Will the restoration of degraded lands come to the rescue of a world short on water, arable land and space — a world long on polluted water, unusable land and mouths to feed, young and old?

The short answer is that it depends. At least geoscientists are well on their way to quantifying the potentially restorable areas.

An oft-downloaded article from the journal Applied Geography finally wrestles with the challenge, for surveyors, scientists and others, of defining, mapping and quantifying degraded lands. The authors, H.K. Gibbs and J.M. Salmon, point out that estimates of all global degraded lands vary widely from less than 1 global hectare (Gha) to more than 6 Gha.

The paper's major theme: New mapping regimens and procedures, leveraged on satellite technology, will hasten new geospatial business applications for degraded lands. These will be designed to help businesses and/or government measure the degraded areas and then possibly restore some of them to a productive condition.

But it would also be quite easy to overestimate the potential of degraded lands. In many ways, the focus on using them distracts and lulls both scientists and citizens into complacency.

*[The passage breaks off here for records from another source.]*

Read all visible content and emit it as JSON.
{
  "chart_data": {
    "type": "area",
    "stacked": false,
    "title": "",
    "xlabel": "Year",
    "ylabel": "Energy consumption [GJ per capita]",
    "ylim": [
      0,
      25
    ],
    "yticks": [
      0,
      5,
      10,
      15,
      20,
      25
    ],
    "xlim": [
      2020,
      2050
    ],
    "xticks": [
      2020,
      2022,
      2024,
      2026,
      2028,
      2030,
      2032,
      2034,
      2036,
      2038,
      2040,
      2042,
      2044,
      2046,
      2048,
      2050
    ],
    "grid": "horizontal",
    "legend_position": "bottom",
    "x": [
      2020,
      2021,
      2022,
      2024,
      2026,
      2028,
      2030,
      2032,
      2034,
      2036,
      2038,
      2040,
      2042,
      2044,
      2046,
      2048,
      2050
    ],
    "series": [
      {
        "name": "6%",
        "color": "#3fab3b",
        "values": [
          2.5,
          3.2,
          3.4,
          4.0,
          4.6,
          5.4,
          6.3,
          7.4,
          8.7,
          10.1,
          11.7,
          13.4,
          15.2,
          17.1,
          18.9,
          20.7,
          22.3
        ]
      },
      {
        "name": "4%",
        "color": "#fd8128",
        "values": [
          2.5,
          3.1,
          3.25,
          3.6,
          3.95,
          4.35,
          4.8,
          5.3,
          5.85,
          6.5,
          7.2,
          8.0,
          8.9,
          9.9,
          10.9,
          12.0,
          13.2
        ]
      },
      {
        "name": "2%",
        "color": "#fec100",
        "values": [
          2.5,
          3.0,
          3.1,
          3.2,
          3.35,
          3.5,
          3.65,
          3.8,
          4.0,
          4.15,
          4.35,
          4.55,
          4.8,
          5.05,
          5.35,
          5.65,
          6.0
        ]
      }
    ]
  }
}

It implies that mankind can easily keep meeting its needs for agricultural products by swapping patches of earth. Whereas, even degraded lands can't offer the world a magical pathway out of abject and/or structural famine, misery, poverty and insecurity.

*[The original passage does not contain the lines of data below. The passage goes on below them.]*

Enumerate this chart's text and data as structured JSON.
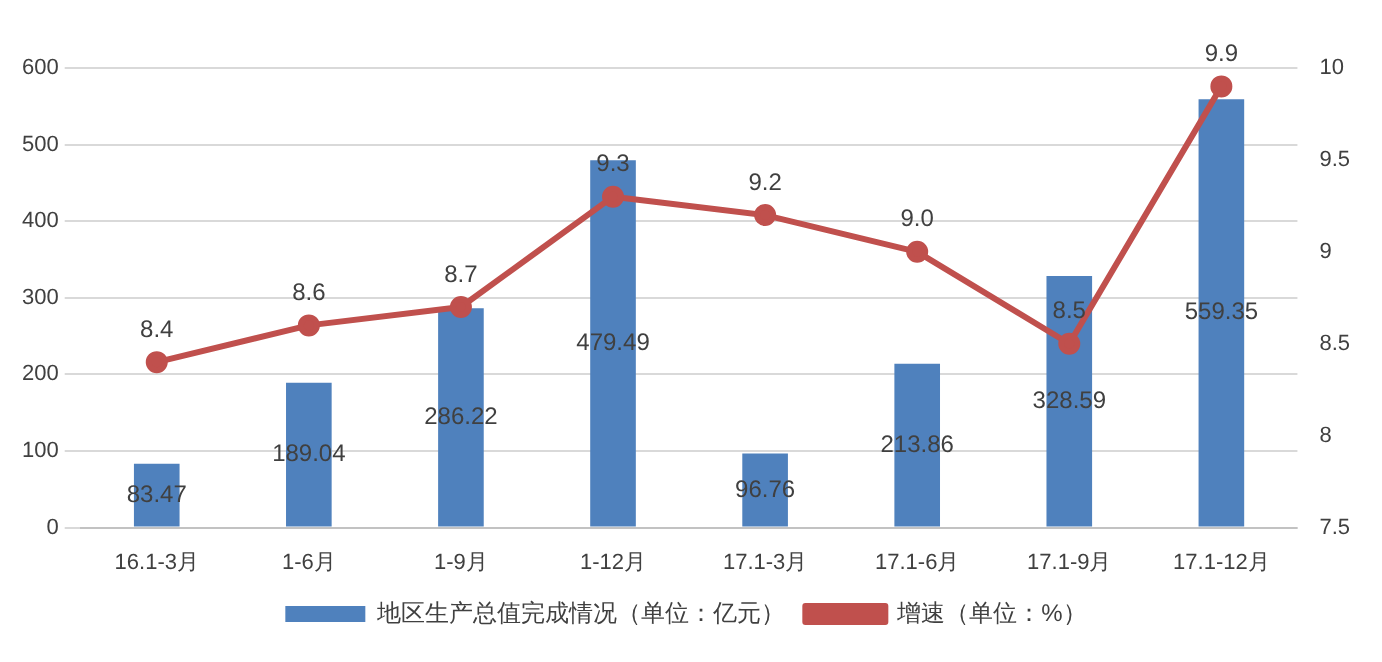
{
  "chart_data": {
    "type": "bar",
    "categories": [
      "16.1-3月",
      "1-6月",
      "1-9月",
      "1-12月",
      "17.1-3月",
      "17.1-6月",
      "17.1-9月",
      "17.1-12月"
    ],
    "series": [
      {
        "name": "地区生产总值完成情况（单位：亿元）",
        "color": "#4f81bd",
        "values": [
          83.47,
          189.04,
          286.22,
          479.49,
          96.76,
          213.86,
          328.59,
          559.35
        ],
        "value_labels": [
          "83.47",
          "189.04",
          "286.22",
          "479.49",
          "96.76",
          "213.86",
          "328.59",
          "559.35"
        ]
      },
      {
        "name": "增速（单位：%）",
        "type": "line",
        "axis": "y2",
        "color": "#c0504d",
        "values": [
          8.4,
          8.6,
          8.7,
          9.3,
          9.2,
          9.0,
          8.5,
          9.9
        ],
        "value_labels": [
          "8.4",
          "8.6",
          "8.7",
          "9.3",
          "9.2",
          "9.0",
          "8.5",
          "9.9"
        ]
      }
    ],
    "ylim": [
      0,
      600
    ],
    "yticks": [
      0,
      100,
      200,
      300,
      400,
      500,
      600
    ],
    "y2lim": [
      7.5,
      10
    ],
    "y2ticks": [
      7.5,
      8,
      8.5,
      9,
      9.5,
      10
    ],
    "grid": "y",
    "legend": "bottom",
    "marker": "circle",
    "line_style": "solid"
  }
}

It is true that certain lands can be delineated and rated on their ability to incentivize economic activity upon them. But so much then depends on the location and quality of a host of inputs — such as energy and labor — that may be necessary to effect a net-positive result. Gibbs and Salmon warn that any focus on revivifying degraded lands necessarily distracts from efforts to reduce food and agricultural waste or satiate the world's appetite for new land-borne products.

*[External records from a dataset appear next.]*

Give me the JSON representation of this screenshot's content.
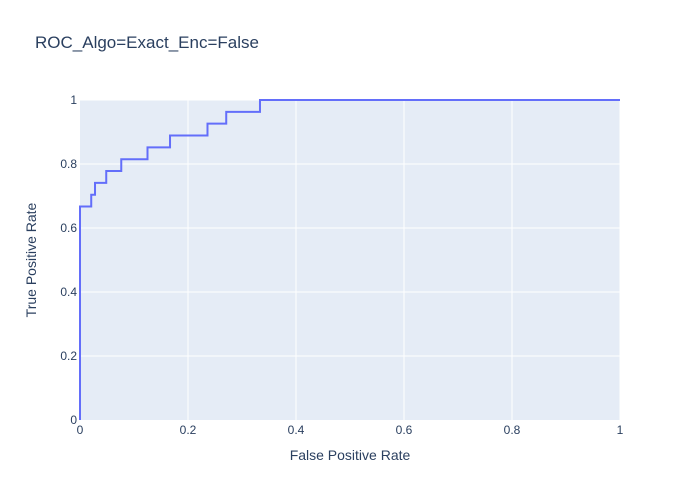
{
  "chart_data": {
    "type": "line",
    "title": "ROC_Algo=Exact_Enc=False",
    "xlabel": "False Positive Rate",
    "ylabel": "True Positive Rate",
    "xlim": [
      0,
      1
    ],
    "ylim": [
      0,
      1
    ],
    "x_ticks": [
      0,
      0.2,
      0.4,
      0.6,
      0.8,
      1
    ],
    "x_tick_labels": [
      "0",
      "0.2",
      "0.4",
      "0.6",
      "0.8",
      "1"
    ],
    "y_ticks": [
      0,
      0.2,
      0.4,
      0.6,
      0.8,
      1
    ],
    "y_tick_labels": [
      "0",
      "0.2",
      "0.4",
      "0.6",
      "0.8",
      "1"
    ],
    "grid": true,
    "legend": false,
    "line_shape": "step",
    "colors": {
      "plot_background": "#e5ecf6",
      "grid": "#ffffff",
      "line": "#636efa",
      "text": "#2a3f5f"
    },
    "series": [
      {
        "x": [
          0,
          0,
          0.0208,
          0.0208,
          0.0278,
          0.0278,
          0.0486,
          0.0486,
          0.0764,
          0.0764,
          0.125,
          0.125,
          0.1667,
          0.1667,
          0.2361,
          0.2361,
          0.2708,
          0.2708,
          0.3333,
          0.3333,
          1
        ],
        "y": [
          0,
          0.667,
          0.667,
          0.704,
          0.704,
          0.741,
          0.741,
          0.778,
          0.778,
          0.815,
          0.815,
          0.852,
          0.852,
          0.889,
          0.889,
          0.926,
          0.926,
          0.963,
          0.963,
          1,
          1
        ]
      }
    ]
  }
}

At least the various assessment methods are evolving quickly. They can be grouped into four broad categories:

  • expert opinion
  • satellite-derived net primary productivity
  • biophysical models
  • mapping abandoned cropland

Just as the concept of "degraded lands" is perhaps too broad, conversely, each of the above methods offers information on only limited types of ground conditions. So, unfortunately, none of them can give a full picture of degraded areas.

Satellite-based measurements tend to provide more accurate and detailed information on both vegetation and soils. In which case, scientists can ease up on the mainstay of assessment so far: the expert opinion approach. Satellites' remotely sensed data provide the chance for them to vastly improve assessments in a consistent way.

The overall measure of land health that the U.N. Food and Agriculture Organization (FAO) used in its landmark, ongoing satellite-based study "Global Assessment of Lands Degradation" (GLADA) was net primary productivity (NPP). The study utilizes satellite-derived measures collected from a space-based Advanced Very High Radiometer (AVHR) — as a proxy for NPP.

Initial GLADA results showed declining NPP over 21 percent of the earth's land area, primarily in tropical Africa, Southeast Asia, China, north central Australia, the Pampas and large belts of boreal forest in Siberia and North America. It must be duly noted, however, that 16 percent of global land area is increasing in NPP, including 20 percent of all cropland, 23 percent of all forests and 43 percent of all rangelands — softening the blow of degradation a little.

Among all the assessment methods' demerits, say Gibbs and Salmon, is the lack of a standard definition of degradation.

The biophysical and abandoned cropland approaches to assessment remain viable only in the limited way the first two methods are — that is, they cannot give a full picture of global degraded lands. Yet "the development of relevant and consistent definitions of degradation is increasingly important as we attempt to establish policy- and market-based incentives to encourage production on these lands."

Worldwide land scarcity, it appears, will continue to dictate improved understanding of the global land base. So will the need to develop policies around bioenergy and large-scale land acquisitions.

Gibbs and Salmon provide a starting point for considering the potential of degraded land. More significantly, they point to the urgent need for new approaches that will likely combine innovative satellite data analysis with the taking of extensive field inventories for years to come.